We checked out of the Aventree Hotel Seoul on a cloudless morning, a manager of the travel
agents Korea Holiday Planners who had arranged my 7-day tour handed
out pretty bags of various sweets including chocolates (which I passed on) and seaweed (which I
munched during the long driving today on our way to Daegu). Our first stop was at the
Korean Folk Village a collection of traditional
buildings from different regions of Korea. Also visiting the Folk Village were all the school children
in Korea making it rather crowded. There were zillions of coaches there, I almost gave up trying to
find our coach when we left the Folk Museum. Our guide did his best to impart a lot of information
(like only the nobles’ houses could have colour, on the underfloor heating they had, on
kimchi’s preparation, on them hanging a cord for four weeks with chillies or charcoal (I think) on
it to mark a boy or girl had been born, and to stop people entering a house). Too much
information to remember but it was good to be told it.
We stopped at a very decent service station for lunch, a large food hall with 8 counters
dispensing different dishes but one place where you ordered. I had a nice soup with rice
dumplings in it (tteok-wang-mandu-guk
), one returned the tray back to the counter it came from.
It was then on to Songnisan Park,
a very large area where one can walk for hours up scenic mountains but we in our short time just saw
the Beopjusa
Buddhist temple with a very large gilded bronze Buddha standing tall. I was interested to see a price
list for how much your donation would get you - so 70,000 won will mean a paper with your prayer on it
will stays attached to one of the pretty Chinese lanterns hanging around the place, 500,000 won will
mean you get prayed for by the monks for a thousand times. You could have your name on a roof tile
which lasts 20-30 years before having to be replaced, or on one of the thousand small Buddhas in a
temple beneath the giant one. The area we saw was very beautiful, and the guide related how the temples
had to be rebuilt after the Japanese on one of their invasions destroyed them. He said the monks
trained as warriors and fought which annoyed the Japanese.
A long drive onto Daegu, past more families of skyscrapers being built, past a few traditional style burial areas (less common now as the government owns most land, few have hillsides to put graves onto), past more rice paddies and greenhouses, past houses of brick but with traditional Chinese tiled roofs.

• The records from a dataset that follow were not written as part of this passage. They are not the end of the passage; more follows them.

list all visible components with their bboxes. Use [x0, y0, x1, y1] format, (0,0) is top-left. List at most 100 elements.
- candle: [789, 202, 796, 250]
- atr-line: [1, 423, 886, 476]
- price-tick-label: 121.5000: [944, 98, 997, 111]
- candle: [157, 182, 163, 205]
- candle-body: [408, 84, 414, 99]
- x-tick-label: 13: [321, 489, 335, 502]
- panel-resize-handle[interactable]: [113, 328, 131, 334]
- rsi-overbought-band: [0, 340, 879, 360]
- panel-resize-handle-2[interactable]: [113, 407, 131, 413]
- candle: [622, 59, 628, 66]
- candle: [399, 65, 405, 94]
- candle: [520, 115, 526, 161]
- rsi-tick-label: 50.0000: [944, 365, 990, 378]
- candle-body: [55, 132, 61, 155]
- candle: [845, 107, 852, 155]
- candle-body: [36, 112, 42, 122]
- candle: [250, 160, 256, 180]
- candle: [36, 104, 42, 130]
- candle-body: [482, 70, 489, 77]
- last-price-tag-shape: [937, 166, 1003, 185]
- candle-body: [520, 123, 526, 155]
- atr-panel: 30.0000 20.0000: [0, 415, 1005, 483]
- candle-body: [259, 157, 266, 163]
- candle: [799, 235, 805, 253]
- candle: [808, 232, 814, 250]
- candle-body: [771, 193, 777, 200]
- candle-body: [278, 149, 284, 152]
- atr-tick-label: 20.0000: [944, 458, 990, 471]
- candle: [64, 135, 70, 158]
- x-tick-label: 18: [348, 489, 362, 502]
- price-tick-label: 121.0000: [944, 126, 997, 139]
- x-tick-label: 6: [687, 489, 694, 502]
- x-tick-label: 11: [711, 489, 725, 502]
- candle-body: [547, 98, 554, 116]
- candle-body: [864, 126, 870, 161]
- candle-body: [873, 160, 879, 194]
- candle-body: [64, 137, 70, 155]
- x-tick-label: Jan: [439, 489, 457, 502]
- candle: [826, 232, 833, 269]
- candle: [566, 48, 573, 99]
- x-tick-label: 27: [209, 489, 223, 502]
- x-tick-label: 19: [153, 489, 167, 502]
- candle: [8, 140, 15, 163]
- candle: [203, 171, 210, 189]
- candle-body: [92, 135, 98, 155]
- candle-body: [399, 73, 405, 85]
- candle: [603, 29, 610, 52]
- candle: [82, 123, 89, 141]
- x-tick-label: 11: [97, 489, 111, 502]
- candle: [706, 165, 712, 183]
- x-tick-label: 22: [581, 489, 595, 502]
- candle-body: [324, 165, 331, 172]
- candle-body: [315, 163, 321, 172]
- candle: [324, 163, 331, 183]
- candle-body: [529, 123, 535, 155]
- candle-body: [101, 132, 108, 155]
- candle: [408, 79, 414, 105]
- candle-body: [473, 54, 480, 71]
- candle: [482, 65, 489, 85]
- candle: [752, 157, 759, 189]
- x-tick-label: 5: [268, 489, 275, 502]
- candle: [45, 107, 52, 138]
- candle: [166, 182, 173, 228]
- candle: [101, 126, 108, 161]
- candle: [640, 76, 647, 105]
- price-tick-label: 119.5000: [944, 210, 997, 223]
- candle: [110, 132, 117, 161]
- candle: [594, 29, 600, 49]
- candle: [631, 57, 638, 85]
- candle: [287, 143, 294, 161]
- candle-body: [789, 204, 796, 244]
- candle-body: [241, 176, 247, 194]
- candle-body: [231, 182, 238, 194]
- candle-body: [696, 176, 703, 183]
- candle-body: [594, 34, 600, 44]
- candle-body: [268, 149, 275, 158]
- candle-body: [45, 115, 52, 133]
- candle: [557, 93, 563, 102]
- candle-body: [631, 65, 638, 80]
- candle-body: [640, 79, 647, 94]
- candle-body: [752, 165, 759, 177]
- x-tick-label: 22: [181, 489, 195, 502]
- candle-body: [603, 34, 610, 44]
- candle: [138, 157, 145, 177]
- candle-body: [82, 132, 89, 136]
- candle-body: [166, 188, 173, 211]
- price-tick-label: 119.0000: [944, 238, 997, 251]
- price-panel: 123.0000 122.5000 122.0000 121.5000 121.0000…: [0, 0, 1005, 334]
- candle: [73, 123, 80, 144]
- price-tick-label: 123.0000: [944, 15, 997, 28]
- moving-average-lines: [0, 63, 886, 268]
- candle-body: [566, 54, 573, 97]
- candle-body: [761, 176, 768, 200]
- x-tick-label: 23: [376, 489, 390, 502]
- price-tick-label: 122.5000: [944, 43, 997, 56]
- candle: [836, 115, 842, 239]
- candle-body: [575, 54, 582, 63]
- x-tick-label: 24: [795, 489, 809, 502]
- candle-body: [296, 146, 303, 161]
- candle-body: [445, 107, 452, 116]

We arrived at the grand Grand Hotel,
where I got given room 1783 and then got confused as the lift
only went up to floor 12. It turned out Koreans like writing 7 in a strange way. The room is nice,
though the curtains don’t close properly, and it took me ages to work out the telephone controlled
the lights. Another brave foray out into the darkness in search of ethnic food - this time the
failure was ending up in a Japanese style eaterie called Don-Don where they cheered as customers
came through the front curtain. The food was fine, though I was puzzled by Japanese style
fare containing potatoes and string beans and carrots. The string beans I couldn’t digest. At
least it wasn’t something from the many Western chains in Korea like Starbucks or Pizza Hut or
Macdonalds or Dunkin Donuts. Pride was a little preserved!